Intercall hired three students from the Troup Trained program and all three are thriving in their jobs according to McCollough.

McCollough said in her experience with hiring, she has found that the “millennium” group of job-seekers are highly technical but lack soft skills.

Because of this, Intercall has taken advantage of its partnership with Troup Trained to hire new employees.

“When the next class graduates, we want to be in line to interview them,” she said. “We were just real impressed with the end product.”

As employment continues to grow, Eley said the long-term goal is to prepare the youth of Troup County to enter the workforce. The committee holds a high school seminar annually between Troup, LaGrange and Callaway high schools to teach on resume skills, interview skills and soft skills.

The latest initiative for preparing high school students is the THINC career academy beginning in the fall.

The school will offer everything from health science to manufacturing, robotic, business classes and AP classes. High school juniors and seniors will be able to come to THINC for half of the day for classes while also having class at their high school.

“We want to help students get career ready,” THINC chairman John Aswell said.

Aswell said one of the ways to help students is to engage with local companies about what jobs are available and what skills are needed and develop curriculum and pathways to support those needs with hands-on and relevant training.

He summed up the goal of THINC as to train students with the skills and knowledge they need to enter the workforce prepared to serve in whatever environment they are in to the best of their ability.

In another effort to bring Troup people to work, Sherri Brown directs Circles of Troup, a local part of the national program Circles USA, which specifically serves those living in poverty with the goal of making them self-sufficient.

Brown said the misconception of those living in poverty is that they don’t want to work. That couldn’t be further from the truth. Brown identified those living in generational poverty who are hard-working and intelligent that need support finding a job.

“Sometimes its very articulate, attractive, intelligent people who never had a break,” she said.

The program began locally in November 2012. Circles of Troup holds is a 12-week classes that meets every Thursday evening and teaches basic skills, goal setting, long-term thinking while also educating on causes of poverty. After 12 weeks, participants have a following 18 months of working with a volunteer “ally” who is there to simply be a “friend”, Brown said.

Those in Circles have barriers which keep them from finding employment such as transportation, child-care, criminal histories, and lack of education and experience. Circles aims to find solutions to these problems in order to put people back to work.

Brown has started to make headway in campaigning for companies to drop the felony question from applications and wait until the face-to-face interview to address any felony issues. Brown said this will give those with felonies a chance to explain themselves before being automatically disqualified for a job.

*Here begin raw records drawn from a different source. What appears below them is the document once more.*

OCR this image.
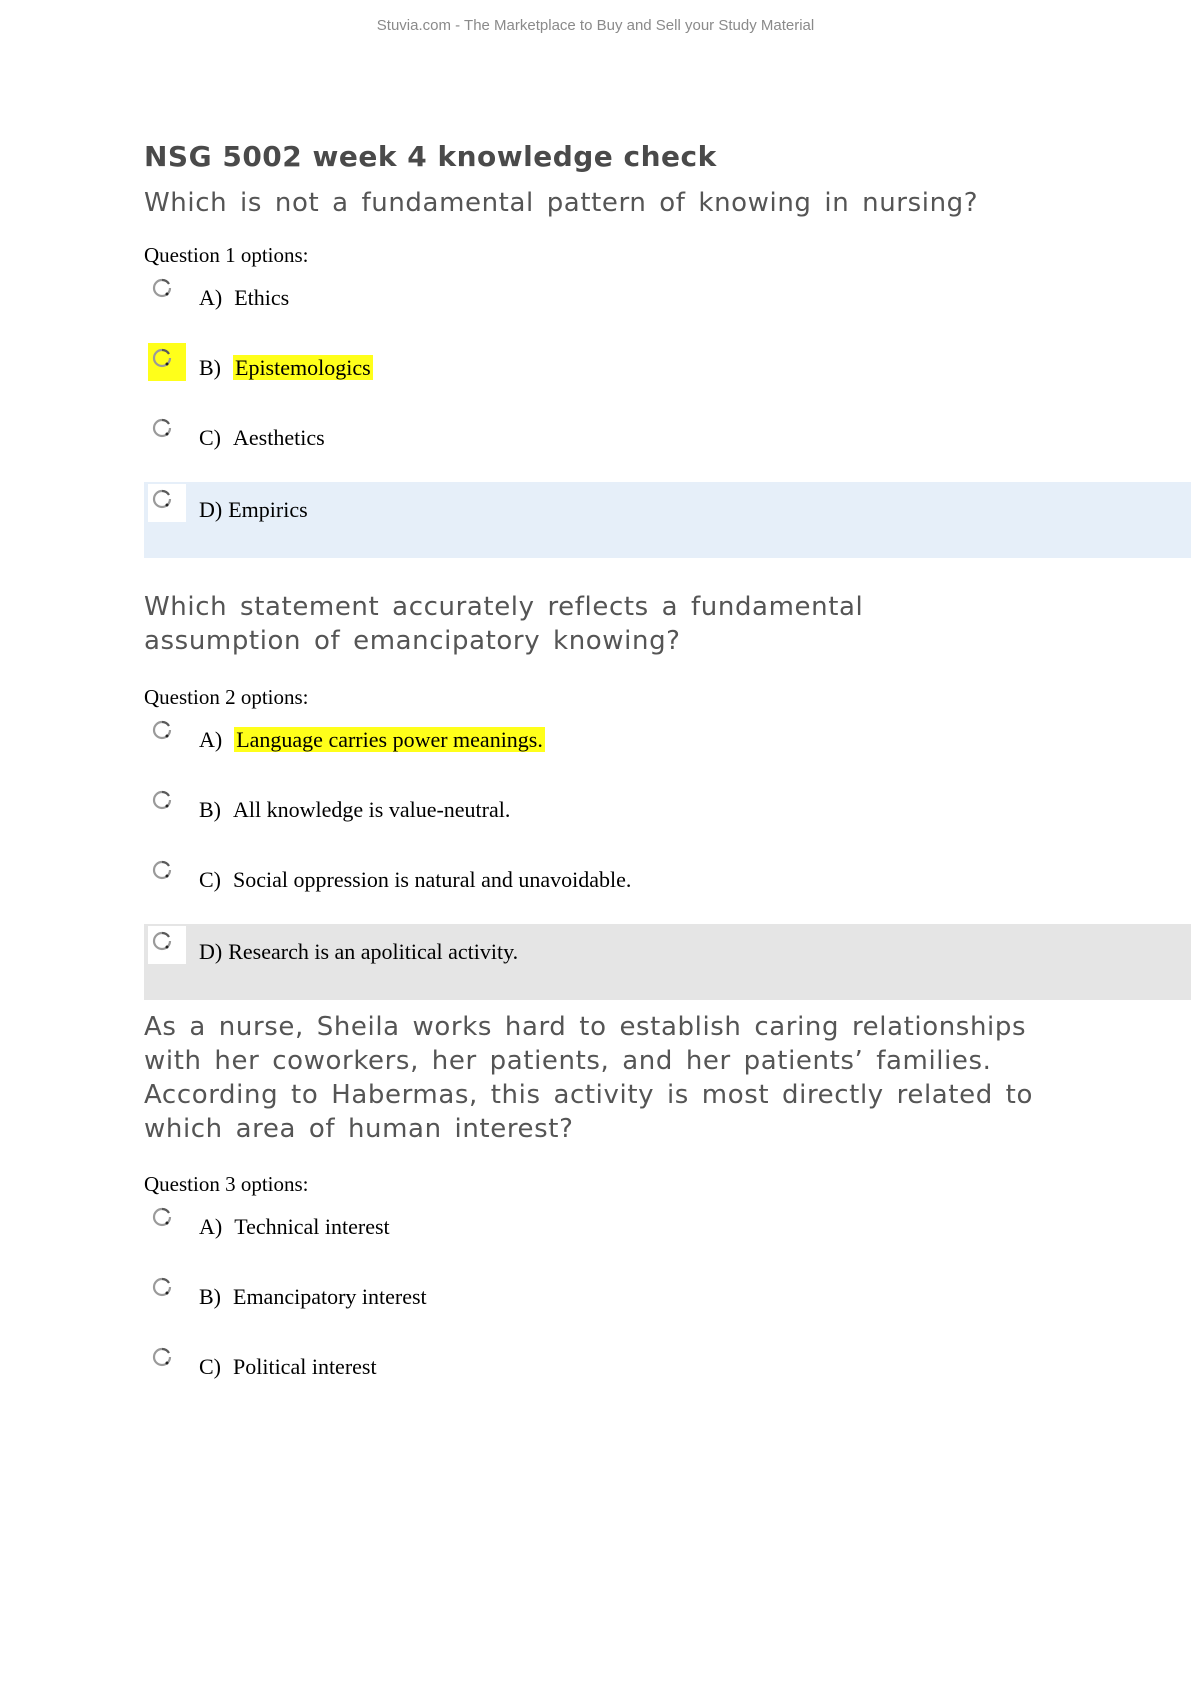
Stuvia.com - The Marketplace to Buy and Sell your Study Material
NSG 5002 week 4 knowledge check
Which is not a fundamental pattern of knowing in nursing?
Question 1 options:
A) Ethics
B) Epistemologics
C) Aesthetics
D) Empirics
Which statement accurately reflects a fundamental
assumption of emancipatory knowing?
Question 2 options:
A) Language carries power meanings.
B) All knowledge is value-neutral.
C) Social oppression is natural and unavoidable.
D) Research is an apolitical activity.
As a nurse, Sheila works hard to establish caring relationships
with her coworkers, her patients, and her patients’ families.
According to Habermas, this activity is most directly related to
which area of human interest?
Question 3 options:
A) Technical interest
B) Emancipatory interest
C) Political interest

Currently, all 17 people enrolled in Circles, except two, now have jobs.

The first applicant of the first class, Inetha Hatten entered Circles homeless, not even able to afford a single roll of tissue paper. She now has a full time job at New Ventures and serves on two community boards. Hatten said Circles helped empower her to find a job.

Brown told another story of a women who had the skills to gain a job, but could not get her application in the right hands. Circles helped her network with employers and she was able to demonstrate her skills and knowledge leading to her earning a job as a medical assistant.

As the nation slowly recovers its economy, community organizations in Troup County are doing what they can to prepare the current and next generation of job-seekers to create a hard-working and improved workforce.

Aswell credits the success of these programs on the community’s ability to come together with a consistent consensus.

“If you can gain consensus amongst a diversity of opinions and backgrounds, you can move a mountain,” he said. “Its a tremendous hallmark on this community.”